The NYSE also had a software problem that made its public data feed susceptible to delays during times of high trading volume. While the exchange began to address the problem in February 2010, only about half of the relevant computer servers had been fixed by May 6, 2010, the day of the flash crash, the SEC said.

Old Software

Under the stress of record trading volume that day, the servers still running on the old software experienced delays of as long as 10 seconds on quotes they processed. During two five- minute periods starting at 2:40 p.m. New York time, the average delays for quotes were 3.7 seconds and 5.3 seconds, while the average processing time for the two proprietary data feeds were less than 2 milliseconds and 16 milliseconds, the SEC said.

“The timing differentials stemmed from technology issues, not from intentional wrongdoing by the exchange or any of its personnel,” NYSE Euronext Chief Executive Officer Duncan Niederauer, said in a statement.
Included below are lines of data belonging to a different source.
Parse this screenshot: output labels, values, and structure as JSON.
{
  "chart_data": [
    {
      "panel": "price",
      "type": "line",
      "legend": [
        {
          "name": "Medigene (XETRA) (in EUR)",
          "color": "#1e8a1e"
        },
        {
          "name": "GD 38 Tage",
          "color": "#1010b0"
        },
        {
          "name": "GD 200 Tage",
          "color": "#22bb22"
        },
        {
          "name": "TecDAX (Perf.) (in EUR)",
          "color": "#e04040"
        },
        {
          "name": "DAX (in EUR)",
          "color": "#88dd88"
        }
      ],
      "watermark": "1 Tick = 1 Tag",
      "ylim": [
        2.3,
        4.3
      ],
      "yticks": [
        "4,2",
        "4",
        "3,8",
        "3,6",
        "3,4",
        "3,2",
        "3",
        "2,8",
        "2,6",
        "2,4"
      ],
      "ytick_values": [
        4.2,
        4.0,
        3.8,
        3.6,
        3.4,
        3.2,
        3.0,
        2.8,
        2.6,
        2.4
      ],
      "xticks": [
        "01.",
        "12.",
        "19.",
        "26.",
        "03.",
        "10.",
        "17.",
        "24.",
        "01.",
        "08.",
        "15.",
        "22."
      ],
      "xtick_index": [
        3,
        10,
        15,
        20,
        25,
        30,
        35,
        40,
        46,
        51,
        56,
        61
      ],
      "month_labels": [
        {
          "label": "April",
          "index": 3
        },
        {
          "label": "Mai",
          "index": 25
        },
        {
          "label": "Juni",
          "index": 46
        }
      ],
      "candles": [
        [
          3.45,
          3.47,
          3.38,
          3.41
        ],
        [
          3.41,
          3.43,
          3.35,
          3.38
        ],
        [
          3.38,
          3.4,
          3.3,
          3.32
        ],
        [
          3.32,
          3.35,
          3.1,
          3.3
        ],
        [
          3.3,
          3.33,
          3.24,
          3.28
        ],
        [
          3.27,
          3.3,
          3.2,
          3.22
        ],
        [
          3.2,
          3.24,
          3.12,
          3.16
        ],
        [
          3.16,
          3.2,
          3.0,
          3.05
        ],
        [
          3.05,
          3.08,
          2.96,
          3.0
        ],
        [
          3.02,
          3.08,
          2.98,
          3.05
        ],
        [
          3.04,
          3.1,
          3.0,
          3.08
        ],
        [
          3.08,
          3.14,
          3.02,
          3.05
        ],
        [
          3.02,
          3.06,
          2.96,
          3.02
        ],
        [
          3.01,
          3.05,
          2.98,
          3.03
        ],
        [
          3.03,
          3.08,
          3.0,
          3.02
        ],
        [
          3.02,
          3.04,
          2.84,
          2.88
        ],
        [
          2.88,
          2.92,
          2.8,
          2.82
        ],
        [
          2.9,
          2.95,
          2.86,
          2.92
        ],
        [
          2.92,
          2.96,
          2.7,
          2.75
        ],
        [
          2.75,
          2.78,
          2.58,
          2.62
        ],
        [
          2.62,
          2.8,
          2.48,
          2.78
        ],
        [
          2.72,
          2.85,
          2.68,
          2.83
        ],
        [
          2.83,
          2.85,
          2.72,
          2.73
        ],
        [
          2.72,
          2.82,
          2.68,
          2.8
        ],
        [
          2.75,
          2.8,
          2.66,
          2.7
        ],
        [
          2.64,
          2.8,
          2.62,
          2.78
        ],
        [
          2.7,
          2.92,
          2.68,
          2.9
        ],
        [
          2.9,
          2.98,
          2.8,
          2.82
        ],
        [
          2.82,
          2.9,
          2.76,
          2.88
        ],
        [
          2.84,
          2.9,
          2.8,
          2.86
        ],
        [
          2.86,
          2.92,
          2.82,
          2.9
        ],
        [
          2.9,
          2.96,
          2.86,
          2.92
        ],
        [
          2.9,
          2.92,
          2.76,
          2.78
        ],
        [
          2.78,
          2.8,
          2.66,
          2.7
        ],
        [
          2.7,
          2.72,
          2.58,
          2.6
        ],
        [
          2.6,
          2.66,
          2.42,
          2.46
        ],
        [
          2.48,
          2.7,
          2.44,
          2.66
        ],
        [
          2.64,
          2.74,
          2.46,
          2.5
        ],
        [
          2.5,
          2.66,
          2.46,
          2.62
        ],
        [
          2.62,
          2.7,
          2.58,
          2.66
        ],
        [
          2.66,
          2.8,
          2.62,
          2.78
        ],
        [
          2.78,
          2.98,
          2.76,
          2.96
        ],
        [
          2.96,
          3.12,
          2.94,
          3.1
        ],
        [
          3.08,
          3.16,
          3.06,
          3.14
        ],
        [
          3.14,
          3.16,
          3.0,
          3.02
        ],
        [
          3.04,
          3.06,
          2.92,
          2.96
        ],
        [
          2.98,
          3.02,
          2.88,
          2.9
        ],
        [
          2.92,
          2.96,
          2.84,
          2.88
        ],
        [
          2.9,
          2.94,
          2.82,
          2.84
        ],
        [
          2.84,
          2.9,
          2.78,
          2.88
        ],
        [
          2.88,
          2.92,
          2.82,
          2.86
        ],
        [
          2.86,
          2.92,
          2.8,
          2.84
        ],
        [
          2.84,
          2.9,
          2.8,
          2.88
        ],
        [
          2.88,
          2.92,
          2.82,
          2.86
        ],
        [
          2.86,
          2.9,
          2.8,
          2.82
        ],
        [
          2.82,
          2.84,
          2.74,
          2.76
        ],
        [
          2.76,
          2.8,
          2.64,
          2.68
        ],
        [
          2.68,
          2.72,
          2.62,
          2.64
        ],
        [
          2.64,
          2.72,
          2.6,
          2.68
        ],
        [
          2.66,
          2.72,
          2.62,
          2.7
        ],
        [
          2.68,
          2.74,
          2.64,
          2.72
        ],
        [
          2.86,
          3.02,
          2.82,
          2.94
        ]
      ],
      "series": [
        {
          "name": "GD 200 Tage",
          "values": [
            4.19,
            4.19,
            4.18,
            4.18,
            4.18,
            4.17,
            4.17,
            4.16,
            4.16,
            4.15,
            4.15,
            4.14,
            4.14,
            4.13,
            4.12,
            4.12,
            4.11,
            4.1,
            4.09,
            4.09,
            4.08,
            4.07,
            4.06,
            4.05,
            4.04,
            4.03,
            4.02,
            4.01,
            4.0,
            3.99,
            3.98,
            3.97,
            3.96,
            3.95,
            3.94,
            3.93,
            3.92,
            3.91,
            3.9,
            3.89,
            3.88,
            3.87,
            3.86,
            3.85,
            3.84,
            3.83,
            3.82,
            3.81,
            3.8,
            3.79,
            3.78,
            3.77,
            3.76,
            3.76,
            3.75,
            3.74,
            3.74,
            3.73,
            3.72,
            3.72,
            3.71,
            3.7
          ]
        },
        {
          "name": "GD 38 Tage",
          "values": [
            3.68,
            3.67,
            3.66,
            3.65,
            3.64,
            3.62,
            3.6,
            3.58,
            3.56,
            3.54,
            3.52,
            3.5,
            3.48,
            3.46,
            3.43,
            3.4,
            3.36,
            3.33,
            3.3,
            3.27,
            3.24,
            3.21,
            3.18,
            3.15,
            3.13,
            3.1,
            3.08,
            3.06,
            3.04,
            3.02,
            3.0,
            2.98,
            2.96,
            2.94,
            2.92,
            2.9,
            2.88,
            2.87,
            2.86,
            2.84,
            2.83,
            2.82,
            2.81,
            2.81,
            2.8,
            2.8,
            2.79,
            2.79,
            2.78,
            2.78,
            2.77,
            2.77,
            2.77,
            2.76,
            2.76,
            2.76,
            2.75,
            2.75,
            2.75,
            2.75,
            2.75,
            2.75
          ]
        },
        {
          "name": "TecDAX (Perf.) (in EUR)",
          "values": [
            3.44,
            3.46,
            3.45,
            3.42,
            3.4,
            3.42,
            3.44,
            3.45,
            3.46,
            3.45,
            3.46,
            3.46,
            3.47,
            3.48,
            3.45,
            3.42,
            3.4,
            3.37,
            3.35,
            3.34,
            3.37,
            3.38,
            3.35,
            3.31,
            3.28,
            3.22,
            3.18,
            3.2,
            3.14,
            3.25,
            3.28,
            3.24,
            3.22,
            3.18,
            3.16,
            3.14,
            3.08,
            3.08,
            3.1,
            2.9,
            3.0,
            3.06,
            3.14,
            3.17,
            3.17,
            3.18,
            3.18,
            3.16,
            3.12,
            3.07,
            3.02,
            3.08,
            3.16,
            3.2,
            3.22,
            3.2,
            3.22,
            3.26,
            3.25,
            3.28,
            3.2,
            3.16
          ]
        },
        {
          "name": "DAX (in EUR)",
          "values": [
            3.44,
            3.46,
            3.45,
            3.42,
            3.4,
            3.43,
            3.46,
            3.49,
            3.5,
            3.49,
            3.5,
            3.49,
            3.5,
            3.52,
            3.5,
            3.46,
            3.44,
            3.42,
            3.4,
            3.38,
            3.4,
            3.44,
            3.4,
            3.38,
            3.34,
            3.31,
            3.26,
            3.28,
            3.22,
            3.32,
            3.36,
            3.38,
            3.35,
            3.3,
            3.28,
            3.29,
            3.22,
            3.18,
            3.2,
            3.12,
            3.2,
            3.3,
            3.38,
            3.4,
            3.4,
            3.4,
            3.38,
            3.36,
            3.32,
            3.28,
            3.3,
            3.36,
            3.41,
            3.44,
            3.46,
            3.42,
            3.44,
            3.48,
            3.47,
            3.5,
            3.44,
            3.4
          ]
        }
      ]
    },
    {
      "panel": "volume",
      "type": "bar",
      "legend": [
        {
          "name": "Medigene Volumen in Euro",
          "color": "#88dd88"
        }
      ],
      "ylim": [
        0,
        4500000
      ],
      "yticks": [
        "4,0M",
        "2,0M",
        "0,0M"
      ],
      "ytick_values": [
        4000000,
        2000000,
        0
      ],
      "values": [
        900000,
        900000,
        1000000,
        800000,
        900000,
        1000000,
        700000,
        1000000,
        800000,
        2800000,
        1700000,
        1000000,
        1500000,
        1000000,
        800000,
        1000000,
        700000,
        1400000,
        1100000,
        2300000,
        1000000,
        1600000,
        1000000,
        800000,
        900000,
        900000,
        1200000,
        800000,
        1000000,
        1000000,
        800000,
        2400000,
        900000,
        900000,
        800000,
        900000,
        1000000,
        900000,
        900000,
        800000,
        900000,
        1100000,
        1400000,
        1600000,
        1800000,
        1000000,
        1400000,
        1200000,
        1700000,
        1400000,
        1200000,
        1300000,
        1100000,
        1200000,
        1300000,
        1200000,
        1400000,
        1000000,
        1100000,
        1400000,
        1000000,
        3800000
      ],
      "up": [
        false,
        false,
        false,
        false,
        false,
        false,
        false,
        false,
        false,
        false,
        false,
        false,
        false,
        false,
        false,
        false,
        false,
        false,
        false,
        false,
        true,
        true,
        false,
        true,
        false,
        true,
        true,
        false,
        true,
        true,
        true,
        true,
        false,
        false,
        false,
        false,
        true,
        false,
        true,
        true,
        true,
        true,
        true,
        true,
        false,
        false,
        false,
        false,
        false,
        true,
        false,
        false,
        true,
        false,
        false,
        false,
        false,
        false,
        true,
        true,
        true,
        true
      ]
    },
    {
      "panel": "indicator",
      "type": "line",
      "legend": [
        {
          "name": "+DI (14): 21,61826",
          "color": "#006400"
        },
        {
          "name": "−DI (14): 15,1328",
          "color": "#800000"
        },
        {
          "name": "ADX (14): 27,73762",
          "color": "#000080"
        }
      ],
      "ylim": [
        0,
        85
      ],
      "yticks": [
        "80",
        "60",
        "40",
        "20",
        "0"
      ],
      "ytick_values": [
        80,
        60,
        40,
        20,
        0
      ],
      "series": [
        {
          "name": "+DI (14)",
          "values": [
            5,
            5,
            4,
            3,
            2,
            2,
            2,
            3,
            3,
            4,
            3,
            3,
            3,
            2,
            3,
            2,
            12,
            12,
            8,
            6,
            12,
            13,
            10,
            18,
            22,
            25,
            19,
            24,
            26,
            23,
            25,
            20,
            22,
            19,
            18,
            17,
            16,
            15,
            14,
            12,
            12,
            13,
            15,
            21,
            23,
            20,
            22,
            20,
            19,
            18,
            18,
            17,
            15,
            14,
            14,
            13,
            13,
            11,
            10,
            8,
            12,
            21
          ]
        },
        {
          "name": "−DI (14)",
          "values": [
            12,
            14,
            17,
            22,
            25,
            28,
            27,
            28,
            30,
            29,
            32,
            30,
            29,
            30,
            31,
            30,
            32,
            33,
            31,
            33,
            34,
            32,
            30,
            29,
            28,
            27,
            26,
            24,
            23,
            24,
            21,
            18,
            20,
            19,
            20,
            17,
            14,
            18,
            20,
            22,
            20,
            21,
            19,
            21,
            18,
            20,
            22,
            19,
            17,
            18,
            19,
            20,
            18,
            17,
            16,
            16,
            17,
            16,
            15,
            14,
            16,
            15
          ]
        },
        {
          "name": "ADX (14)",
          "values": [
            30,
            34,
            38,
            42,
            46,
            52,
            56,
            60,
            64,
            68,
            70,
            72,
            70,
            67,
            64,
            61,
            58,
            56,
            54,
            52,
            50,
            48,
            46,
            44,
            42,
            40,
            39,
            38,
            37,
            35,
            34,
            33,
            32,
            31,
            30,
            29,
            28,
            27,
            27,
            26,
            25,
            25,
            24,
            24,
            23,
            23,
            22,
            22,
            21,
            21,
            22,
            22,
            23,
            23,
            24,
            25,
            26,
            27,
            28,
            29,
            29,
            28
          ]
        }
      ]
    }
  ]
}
The company, which operates exchanges in the U.S. and Europe, will “ensure that our market operates with the utmost fairness and transparency,” he said.

Market Data

U.S. securities exchanges aren’t allowed to release data about trades and their best bids and offers to clients faster than they send it to the organizations that collect and disseminate it publicly. Exchanges earn money from the sale of subscriptions to proprietary and public data feeds.

Still, proprietary market data from an exchange enables high-frequency and other clients to get transaction-related information faster than the public since the content doesn’t have to be collected from all venues trading the securities and aggregated. The data may also include information that’s not public, such as the number of shares available at different prices. Exchanges share the revenue they receive collectively from the public feeds.

NYSE Euronext (NYX)received (NYX) $193 million for the sale of cash equities market data last year, according to a regulatory filing. That segment includes the sale of public data in the U.S. and some of the data revenue generated in Europe. It doesn’t include proprietary U.S. market data.

Automated Trading

As part of the SEC’s focus on high-speed automated trading, the commission plans to boost requirements for exchanges by converting and expanding its automated review policy program into an “enforceable rule,” Shillman, associate director of the trading and markets division, said on Sept. 13 at a conference in New York. The rule may extend beyond trading systems to “market data provision, routing services, issuer services and the like,” he said.

While the SEC has previously faulted exchanges for misconduct by employees, yesterday’s action marks the first time the agency has fined an exchange for having inadequate systems that violated securities rules.

Direct Edge Holdings LLC and two electronic exchanges it operates were faulted by the SEC last year for having weak controls that led to about $2.8 million in trading losses and a systems outage. Bats Global Markets Inc., the third-largest U.S. exchange operator, said in February that it received a request from the SEC for information on its use of order types and “communications with certain market participants.”

Technology Issues

NYSE Euronext completed systems modifications in 2010 and 2011 that eliminated the technology issues that were the subject of the investigation, according to its statement. The company, which didn’t admit or deny wrongdoing, also agreed to hire an independent consultant to assess its compliance systems.

“As investors and traders we need to understand that information is being distributed fairly and equally to the market,” Larry Tabb, chief executive officer of research firm Tabb Group LLC in New York, said in an interview. “Depending upon the investment style of different investors, the time delay may not be material, but we can’t have a market where structural inequalities present the optics that one class of investors has an advantage over another.”